If you still have a job and are actively looking for other employment, or are unemployed, but equally qualified, what makes the employed candidate so appealing? The fact is they still want to leave their current employer and are probably using company time in the search to do so.

Mike said...

@fposte - If it's a situation where the prospective employee just lists a bunch of things then I think you first date metaphor makes a lot of sense.

In fact, it brought to mind an idea for a terrible romantic comedy.

Imagine some young pretty HR manager looking for love, but ends up scaring all the guys away by asking them for their weaknesses, how their ex-girlfriends would rate them and if they were cereal, what kind they'd be.

She then finds true love in the man that refuses to let his resume exceed a single page and always sends a thank you note after every date.

Ask a Manager said...

Mike, I love it. And while I've never asked a guy what kind of cereal he'd be (and hope I never will), I suspect that doing all this hiring really has in some way impacted the way I approach dating. I know I've had first dates where I've realized, "oh crap, I'm interviewing this guy." We need to start an initiative to de-program me.

Anonymous said...

This sounds like me. I quit not that long ago (less than a month) and didn't look back. My manager knew the work situation was not ideal in that my colleagues and internal customers were trying to make things hard for me (I was not part of their "group").
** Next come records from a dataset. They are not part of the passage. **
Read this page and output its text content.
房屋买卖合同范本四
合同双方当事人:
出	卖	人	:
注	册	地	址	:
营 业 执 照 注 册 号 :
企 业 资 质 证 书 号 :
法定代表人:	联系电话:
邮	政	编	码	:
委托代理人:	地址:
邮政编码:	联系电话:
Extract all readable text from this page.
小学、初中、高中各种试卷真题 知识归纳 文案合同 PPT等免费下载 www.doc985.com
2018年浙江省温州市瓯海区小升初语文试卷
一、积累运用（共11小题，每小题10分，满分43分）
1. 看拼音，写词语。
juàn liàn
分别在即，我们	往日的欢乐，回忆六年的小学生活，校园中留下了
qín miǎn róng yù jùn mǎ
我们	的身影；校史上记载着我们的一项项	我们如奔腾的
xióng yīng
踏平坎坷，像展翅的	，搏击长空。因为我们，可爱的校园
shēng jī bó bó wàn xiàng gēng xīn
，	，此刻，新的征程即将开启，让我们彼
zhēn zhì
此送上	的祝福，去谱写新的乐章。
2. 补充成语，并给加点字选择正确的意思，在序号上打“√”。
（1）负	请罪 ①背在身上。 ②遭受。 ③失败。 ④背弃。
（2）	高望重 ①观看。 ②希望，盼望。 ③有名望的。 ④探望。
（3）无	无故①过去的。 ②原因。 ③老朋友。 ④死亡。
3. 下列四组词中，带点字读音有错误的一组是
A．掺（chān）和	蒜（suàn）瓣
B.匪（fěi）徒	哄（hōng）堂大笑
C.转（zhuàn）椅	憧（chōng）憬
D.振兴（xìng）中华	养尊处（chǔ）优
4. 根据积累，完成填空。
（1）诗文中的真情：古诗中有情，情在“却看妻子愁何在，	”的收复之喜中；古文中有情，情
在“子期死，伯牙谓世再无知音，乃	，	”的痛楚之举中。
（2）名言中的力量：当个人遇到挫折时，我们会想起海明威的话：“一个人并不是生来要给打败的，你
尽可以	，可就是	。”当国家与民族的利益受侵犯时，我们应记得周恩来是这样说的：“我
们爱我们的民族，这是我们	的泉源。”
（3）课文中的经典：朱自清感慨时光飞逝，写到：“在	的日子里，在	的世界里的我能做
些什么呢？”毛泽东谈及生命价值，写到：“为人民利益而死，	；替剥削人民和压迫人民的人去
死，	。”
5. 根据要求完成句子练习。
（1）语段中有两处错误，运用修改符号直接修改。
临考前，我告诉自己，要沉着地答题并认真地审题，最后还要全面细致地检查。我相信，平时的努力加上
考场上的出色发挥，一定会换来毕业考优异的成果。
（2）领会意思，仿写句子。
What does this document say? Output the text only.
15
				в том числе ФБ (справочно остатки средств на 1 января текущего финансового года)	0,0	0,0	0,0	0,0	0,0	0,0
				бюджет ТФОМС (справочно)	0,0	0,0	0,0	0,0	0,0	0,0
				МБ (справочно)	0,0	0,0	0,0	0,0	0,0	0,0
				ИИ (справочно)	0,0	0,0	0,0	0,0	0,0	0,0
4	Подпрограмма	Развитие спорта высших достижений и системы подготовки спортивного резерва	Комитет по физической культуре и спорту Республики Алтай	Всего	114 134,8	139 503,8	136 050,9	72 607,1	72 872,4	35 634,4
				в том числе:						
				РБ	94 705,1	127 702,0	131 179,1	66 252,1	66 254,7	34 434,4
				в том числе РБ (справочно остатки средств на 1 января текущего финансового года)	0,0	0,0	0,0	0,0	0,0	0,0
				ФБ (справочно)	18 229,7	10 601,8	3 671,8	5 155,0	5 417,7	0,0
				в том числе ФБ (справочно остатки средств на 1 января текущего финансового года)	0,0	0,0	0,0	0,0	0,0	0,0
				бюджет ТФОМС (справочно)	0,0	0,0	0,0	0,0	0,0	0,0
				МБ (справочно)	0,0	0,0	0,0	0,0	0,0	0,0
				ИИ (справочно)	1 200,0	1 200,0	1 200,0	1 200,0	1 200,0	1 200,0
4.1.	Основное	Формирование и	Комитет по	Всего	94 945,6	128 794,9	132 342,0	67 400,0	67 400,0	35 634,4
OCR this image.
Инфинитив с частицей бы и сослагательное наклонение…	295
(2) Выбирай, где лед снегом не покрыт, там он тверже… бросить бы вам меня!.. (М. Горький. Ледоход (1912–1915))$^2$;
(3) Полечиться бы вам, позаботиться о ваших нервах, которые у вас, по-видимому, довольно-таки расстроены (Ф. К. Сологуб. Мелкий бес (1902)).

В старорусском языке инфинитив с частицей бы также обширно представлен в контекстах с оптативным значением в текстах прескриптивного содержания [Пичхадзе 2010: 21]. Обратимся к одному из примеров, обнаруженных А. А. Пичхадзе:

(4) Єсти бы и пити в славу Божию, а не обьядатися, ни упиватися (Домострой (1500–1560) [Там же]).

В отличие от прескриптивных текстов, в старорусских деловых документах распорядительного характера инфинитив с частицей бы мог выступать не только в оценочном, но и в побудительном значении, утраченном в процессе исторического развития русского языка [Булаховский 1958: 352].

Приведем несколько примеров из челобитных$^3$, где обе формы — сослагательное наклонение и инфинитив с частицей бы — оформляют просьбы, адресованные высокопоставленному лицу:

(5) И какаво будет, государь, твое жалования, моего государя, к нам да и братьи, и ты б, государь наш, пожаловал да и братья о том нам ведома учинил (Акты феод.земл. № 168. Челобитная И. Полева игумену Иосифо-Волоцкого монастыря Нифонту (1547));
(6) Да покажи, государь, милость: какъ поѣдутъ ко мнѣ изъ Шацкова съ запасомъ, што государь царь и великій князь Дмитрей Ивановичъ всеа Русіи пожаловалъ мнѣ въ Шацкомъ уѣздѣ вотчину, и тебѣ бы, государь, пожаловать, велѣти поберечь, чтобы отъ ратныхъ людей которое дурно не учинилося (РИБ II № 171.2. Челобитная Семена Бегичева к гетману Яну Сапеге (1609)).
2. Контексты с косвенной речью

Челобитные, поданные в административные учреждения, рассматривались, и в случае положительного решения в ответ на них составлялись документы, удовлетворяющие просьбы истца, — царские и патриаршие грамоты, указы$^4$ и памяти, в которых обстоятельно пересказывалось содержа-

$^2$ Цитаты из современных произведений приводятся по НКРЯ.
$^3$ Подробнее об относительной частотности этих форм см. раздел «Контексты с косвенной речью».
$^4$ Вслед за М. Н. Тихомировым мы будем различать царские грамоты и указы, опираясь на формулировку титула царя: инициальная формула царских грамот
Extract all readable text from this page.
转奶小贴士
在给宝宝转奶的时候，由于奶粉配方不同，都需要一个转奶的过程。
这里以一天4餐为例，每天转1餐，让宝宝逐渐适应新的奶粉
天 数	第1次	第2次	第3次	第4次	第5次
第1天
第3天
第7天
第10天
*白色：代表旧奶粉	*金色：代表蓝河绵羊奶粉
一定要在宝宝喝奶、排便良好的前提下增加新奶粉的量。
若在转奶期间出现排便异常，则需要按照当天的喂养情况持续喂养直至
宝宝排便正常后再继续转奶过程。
I am the policy enforcer and they were blatantly doing illegal and unethical things. Well I was afraid I could somehow be blamed. As I was in the past even with tons of evidence I advised against certain actions.

It got to the point where my health was in deep decline, I wasn't sleeping, etc. I prayed about it and begged God bless me out of this job. The next day I took a leap of faith and submitted my resignation.

With the support of my spouse, I walked out as the working spouse with no backup plan. I had savings but was prepared to take something making less than 1/2 my salary just to enjoy what I was doing and to get out of that toxic environment.

Well the funny thing is, the next day, I was offered a job I had applied to almost a year ago. It came right on time.

I understand my situation is not common but I have seen the same blessings happen to other hard working people. Sometimes it does end up being okay when you step out on faith. Best wishes to you and enjoy school!